In the cold, hard light of morning, Luca Guadagnino’s breakthrough feature feels less like a rapturous love affair than a pleasurable but functional one-night stand the details of which may grate and embarrass but over which one ends up obsessing, for good reasons and bad. On first viewing, the literally spotlit epiphany of desire that a plate of shrimp triggers in the film’s main character seems glorious—actually, it seemed a bit much at the time, too, but you went with it—yet with distance and time, it plays as blunt and more than faintly ridiculous, like many of the film’s flourishes. So, it might be said, is any coup de foudre when viewed coolly—and I Am Love is indeed predicated on the rush, intent on intoxicating and stunning through grand sweeps and pulse-quickening urgency, architecture and nature made vertiginous, and, above all, putting the melo back in melodrama through the sinus-clearing power of composer John Adams.
Tilda Swinton returns as . . . Tilda Swinton—the woman with a secret, as ever a headlong audience surrogate, though this time going easy on the mystical quirk. Swinton’s Emma Recchi is the dutiful Russian-born wife of a Milanese textile magnate; when the extended family gathers for the grandfather to announce his successor, she is there to smooth feathers with a quiet word or glance. And so it would continue according to script until her son Edo’s new friend, a talented young chef named Antonio (a mostly inert Edoardo Gabbriellini), enters the picture. The enchanting prawns are part of what sends Emma into a tizzy, though a subtler scene comes when we see her, invited by her daughter to visit, mentally realizing that the trip allows a detour down Antonio way—capturing the moment, which it is any romantic’s pleasure to savor in retrospect, when you first find yourself adapting your plans under the influence.
It’s a short step from there, as Jonathan Romney has rightly observed, to Lady Chatterley territory, both the rapturous bucolica of Pascale Ferran’s 2006 film adaptation and the fervid rhetoric over industry in Lawrence’s original text (repurposed to the globalization-speak that comes out of the mouth of an investor negotiating a takeover of the Recchi business).
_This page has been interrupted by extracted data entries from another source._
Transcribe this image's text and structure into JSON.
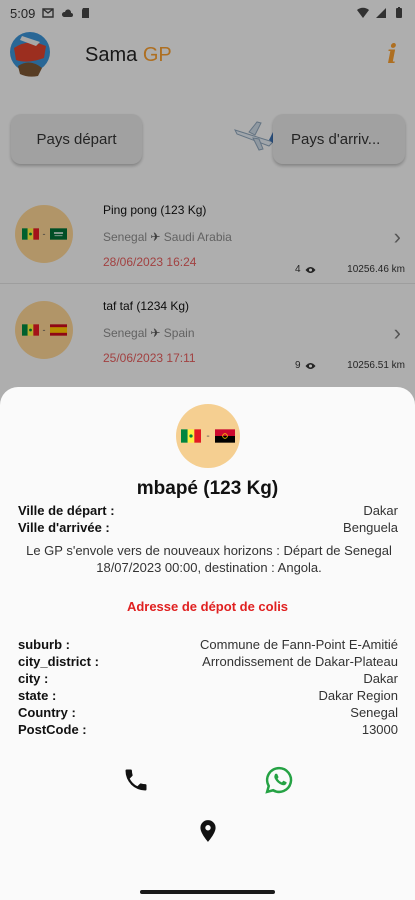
{
  "status_bar": {
    "time": "5:09"
  },
  "app_bar": {
    "title_prefix": "Sama ",
    "title_accent": "GP",
    "info_glyph": "i"
  },
  "filters": {
    "depart_label": "Pays départ",
    "arrivee_label": "Pays d'arriv..."
  },
  "list": [
    {
      "title": "Ping pong  (123 Kg)",
      "origin": "Senegal",
      "destination": "Saudi Arabia",
      "date": "28/06/2023 16:24",
      "views": "4",
      "distance": "10256.46 km"
    },
    {
      "title": "taf taf  (1234 Kg)",
      "origin": "Senegal",
      "destination": "Spain",
      "date": "25/06/2023 17:11",
      "views": "9",
      "distance": "10256.51 km"
    }
  ],
  "detail": {
    "title": "mbapé (123 Kg)",
    "depart_label": "Ville de départ :",
    "depart_value": "Dakar",
    "arrivee_label": "Ville d'arrivée :",
    "arrivee_value": "Benguela",
    "description": "Le GP s'envole vers de nouveaux horizons : Départ de Senegal 18/07/2023 00:00, destination :  Angola.",
    "section_title": "Adresse de dépot de colis",
    "address": [
      {
        "label": "suburb :",
        "value": "Commune de Fann-Point E-Amitié"
      },
      {
        "label": "city_district :",
        "value": "Arrondissement de Dakar-Plateau"
      },
      {
        "label": "city :",
        "value": "Dakar"
      },
      {
        "label": "state :",
        "value": "Dakar Region"
      },
      {
        "label": "Country :",
        "value": "Senegal"
      },
      {
        "label": "PostCode :",
        "value": "13000"
      }
    ]
  },
  "colors": {
    "accent": "#f29a2e",
    "date_red": "#e05a5a",
    "section_red": "#e02020",
    "whatsapp_green": "#25a244",
    "avatar_bg": "#f5cf91"
  },
  "icons": [
    "gmail-icon",
    "cloud-icon",
    "sd-card-icon",
    "wifi-icon",
    "signal-icon",
    "battery-icon",
    "info-icon",
    "plane-icon",
    "chevron-right-icon",
    "eye-icon",
    "phone-icon",
    "whatsapp-icon",
    "location-pin-icon"
  ]
}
Emma dallies with Antonio in a shed by the house he aspires to turn into a restaurant with Edo’s help, as well as an alfresco fling that hums with flowers and sunbursts (handiwork of Ozon and Assayas DP Yorick Le Saux)—the spring romp to make the opening’s snow-covered gargoyles a distant memory. But what truly galvanizes the images (beyond their triggering memories of our love affairs with The Conformist or Vertigo) is the “score,” a tailored pastiche of extant Adams compositions that includes music from Nixon in China. It pulses along relentlessly, like a sonic EKG of Emma’s ever-more-dynamic highs and lows, perhaps never so emphatically as in the climactic sequence that purports to reveal the limits to the Recchis’ assimilation of this never-really-quite-Russian-seeming Russian.
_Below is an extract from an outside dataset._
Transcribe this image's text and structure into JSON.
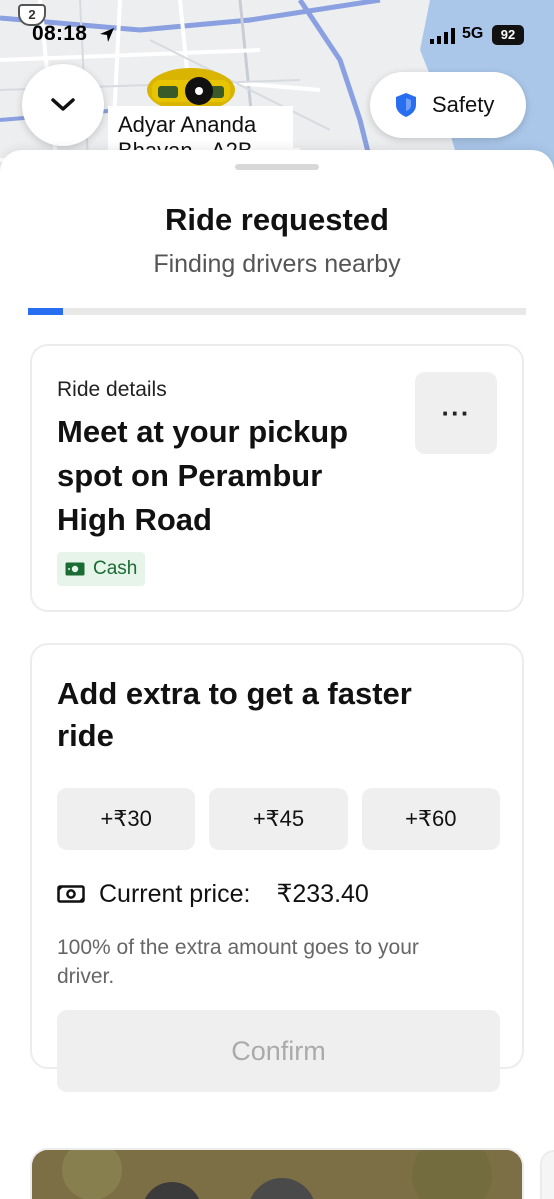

The predictable end, which comes with an abruptness that feels altogether too constructed, completes the fantasy of transgression that’s at the heart of the movie’s appeal, however elaborate the trappings. Despite Guadagnino’s aspirations to greater significance (which seem to amount to: conservative dynastic families will bite you in the ass—and let’s not even get into the iffy sister solidarity between Emma and her lesbian daughter), it’s hard to escape I Am Love’s actual status as, well, an effectively crafted thrill ride yielding less than meets the eye. Pace claims to “reveal possibilities that you didn’t know existed in narrative cinema” (Romney again), I Am Love is too invested in forcing the surrender that should come naturally.